The balk call is generally one of the most confusing in baseball, as the infraction often looks fairly innocuous to most observers. Likewise, some dramatic movements by a pitcher may draw chants of “balk!” from fans but not be called as such by game officials.

In the end, it is the umpire who decides whether any particular motion is a balk, but there are some telltale movements that tend to result in a balk call.

Here is a quick rundown of some of them …

Quick Return

A quick return happens when the pitcher delivers the next pitch immediately upon receiving the ball from the catcher, with no setup. The intention is to catch the batter off guard and record and easy strike.

Faking Throw to Unoccupied Base

The idea here is for the pitcher to maintain possession of the baseball while making the opposing offense think he has thrown to a base.

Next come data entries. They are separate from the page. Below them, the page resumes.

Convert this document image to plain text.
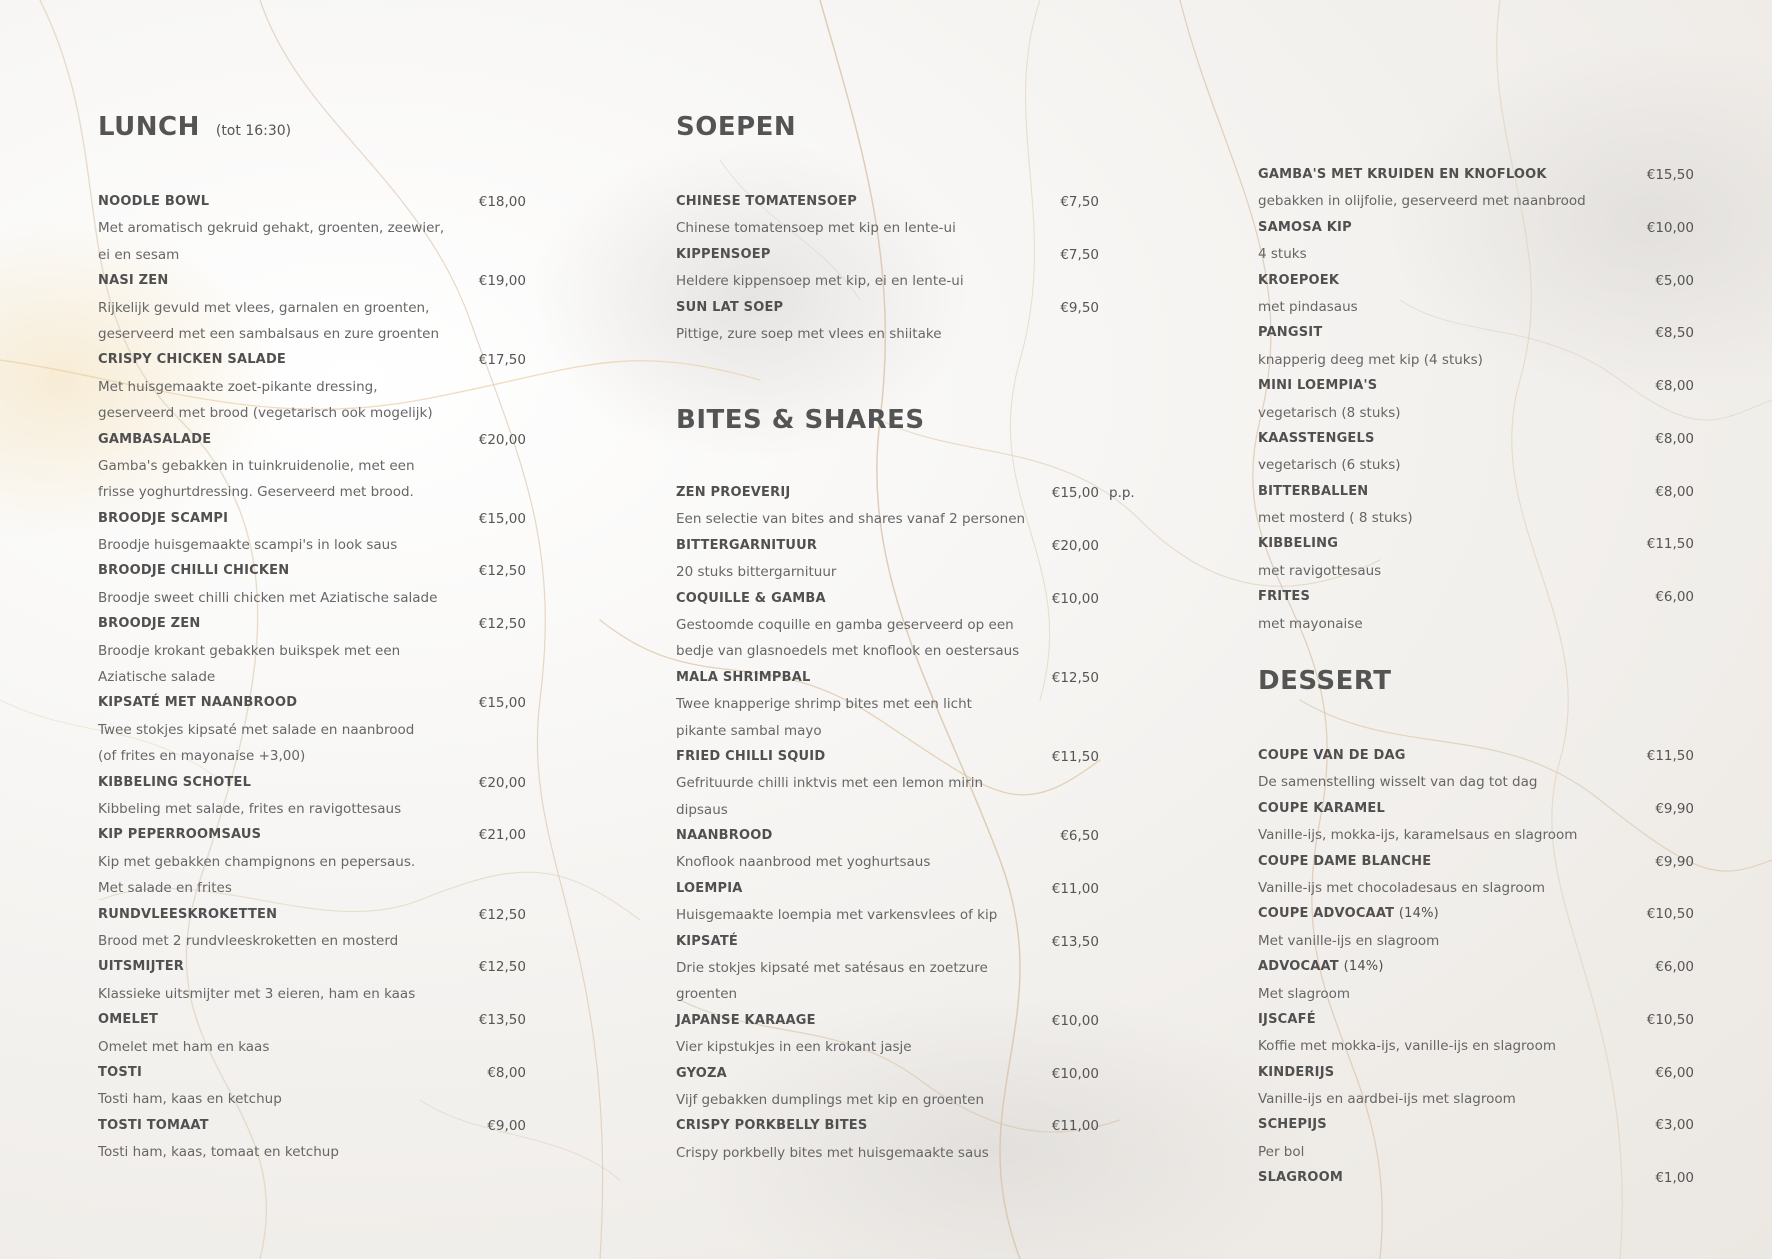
LUNCH (tot 16:30)
NOODLE BOWL	€18,00
Met aromatisch gekruid gehakt, groenten, zeewier,
ei en sesam
NASI ZEN	€19,00
Rijkelijk gevuld met vlees, garnalen en groenten,
geserveerd met een sambalsaus en zure groenten
CRISPY CHICKEN SALADE	€17,50
Met huisgemaakte zoet-pikante dressing,
geserveerd met brood (vegetarisch ook mogelijk)
GAMBASALADE	€20,00
Gamba's gebakken in tuinkruidenolie, met een
frisse yoghurtdressing. Geserveerd met brood.
BROODJE SCAMPI	€15,00
Broodje huisgemaakte scampi's in look saus
BROODJE CHILLI CHICKEN	€12,50
Broodje sweet chilli chicken met Aziatische salade
BROODJE ZEN	€12,50
Broodje krokant gebakken buikspek met een
Aziatische salade
KIPSATÉ MET NAANBROOD	€15,00
Twee stokjes kipsaté met salade en naanbrood
(of frites en mayonaise +3,00)
KIBBELING SCHOTEL	€20,00
Kibbeling met salade, frites en ravigottesaus
KIP PEPERROOMSAUS	€21,00
Kip met gebakken champignons en pepersaus.
Met salade en frites
RUNDVLEESKROKETTEN	€12,50
Brood met 2 rundvleeskroketten en mosterd
UITSMIJTER	€12,50
Klassieke uitsmijter met 3 eieren, ham en kaas
OMELET	€13,50
Omelet met ham en kaas
TOSTI	€8,00
Tosti ham, kaas en ketchup
TOSTI TOMAAT	€9,00
Tosti ham, kaas, tomaat en ketchup
SOEPEN
CHINESE TOMATENSOEP	€7,50
Chinese tomatensoep met kip en lente-ui
KIPPENSOEP	€7,50
Heldere kippensoep met kip, ei en lente-ui
SUN LAT SOEP	€9,50
Pittige, zure soep met vlees en shiitake
BITES & SHARES
ZEN PROEVERIJ	€15,00 p.p.
Een selectie van bites and shares vanaf 2 personen
BITTERGARNITUUR	€20,00
20 stuks bittergarnituur
COQUILLE & GAMBA	€10,00
Gestoomde coquille en gamba geserveerd op een
bedje van glasnoedels met knoflook en oestersaus
MALA SHRIMPBAL	€12,50
Twee knapperige shrimp bites met een licht
pikante sambal mayo
FRIED CHILLI SQUID	€11,50
Gefrituurde chilli inktvis met een lemon mirin
dipsaus
NAANBROOD	€6,50
Knoflook naanbrood met yoghurtsaus
LOEMPIA	€11,00
Huisgemaakte loempia met varkensvlees of kip
KIPSATÉ	€13,50
Drie stokjes kipsaté met satésaus en zoetzure
groenten
JAPANSE KARAAGE	€10,00
Vier kipstukjes in een krokant jasje
GYOZA	€10,00
Vijf gebakken dumplings met kip en groenten
CRISPY PORKBELLY BITES	€11,00
Crispy porkbelly bites met huisgemaakte saus
GAMBA'S MET KRUIDEN EN KNOFLOOK	€15,50
gebakken in olijfolie, geserveerd met naanbrood
SAMOSA KIP	€10,00
4 stuks
KROEPOEK	€5,00
met pindasaus
PANGSIT	€8,50
knapperig deeg met kip (4 stuks)
MINI LOEMPIA'S	€8,00
vegetarisch (8 stuks)
KAASSTENGELS	€8,00
vegetarisch (6 stuks)
BITTERBALLEN	€8,00
met mosterd ( 8 stuks)
KIBBELING	€11,50
met ravigottesaus
FRITES	€6,00
met mayonaise
DESSERT
COUPE VAN DE DAG	€11,50
De samenstelling wisselt van dag tot dag
COUPE KARAMEL	€9,90
Vanille-ijs, mokka-ijs, karamelsaus en slagroom
COUPE DAME BLANCHE	€9,90
Vanille-ijs met chocoladesaus en slagroom
COUPE ADVOCAAT (14%)	€10,50
Met vanille-ijs en slagroom
ADVOCAAT (14%)	€6,00
Met slagroom
IJSCAFÉ	€10,50
Koffie met mokka-ijs, vanille-ijs en slagroom
KINDERIJS	€6,00
Vanille-ijs en aardbei-ijs met slagroom
SCHEPIJS	€3,00
Per bol
SLAGROOM	€1,00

That could potentially allow the pitcher to catch another runner off base, or to deliver a pitch to the unsuspecting batter.

Mimicking Pitching Motion Without the Ball

The gist of this one is that a pitcher can’t make a “pitch” without having the ball in his hand. The reason a pitcher might do this is to make the runners think he has the ball, when, in fact, another fielder has it. That could lead runners to leave their bases and be subject to being tagged out.

Failure to Complete a Pitch Motion

This occurs when a pitcher does not release the ball after making his pitch motion, which could lead to an errant swing by the batter and runners leaving their bases.

Pitching While Facing Away from the Batter

The obvious motivation here is to be able to deliver the pitch when the batter is not expecting it, and from a location the batter can’t track. Baseball’s rules clearly state that the pitcher must face the batter.

Delivering a Pitch When Not in Contact With the Rubber

This goes for any motion associated with a delivering a pitch, such as setting and stretching. Basically, if the pitcher makes a pitch, or goes through part of his pitching motion while not touching or standing astride the pitcher’s plate (rubber), he’s subject to a balk call.


The balk rule is one of the trickiest in all of baseball, and the call — or non-call — always leads to a mix of boos, cheers, and confused faces.

You can read more about the balk in the Official Baseball Rules maintained by MLB, but be forewarned — you’re likely to still find yourself somewhat bewildered the next time a pitcher makes some funky movement on the mound.


The record for most balks in a single game belongs to Bob Shaw of the Milwaukee Braves, who committed five infractions in a contest against the Chicago Cubs on May 4, 1963.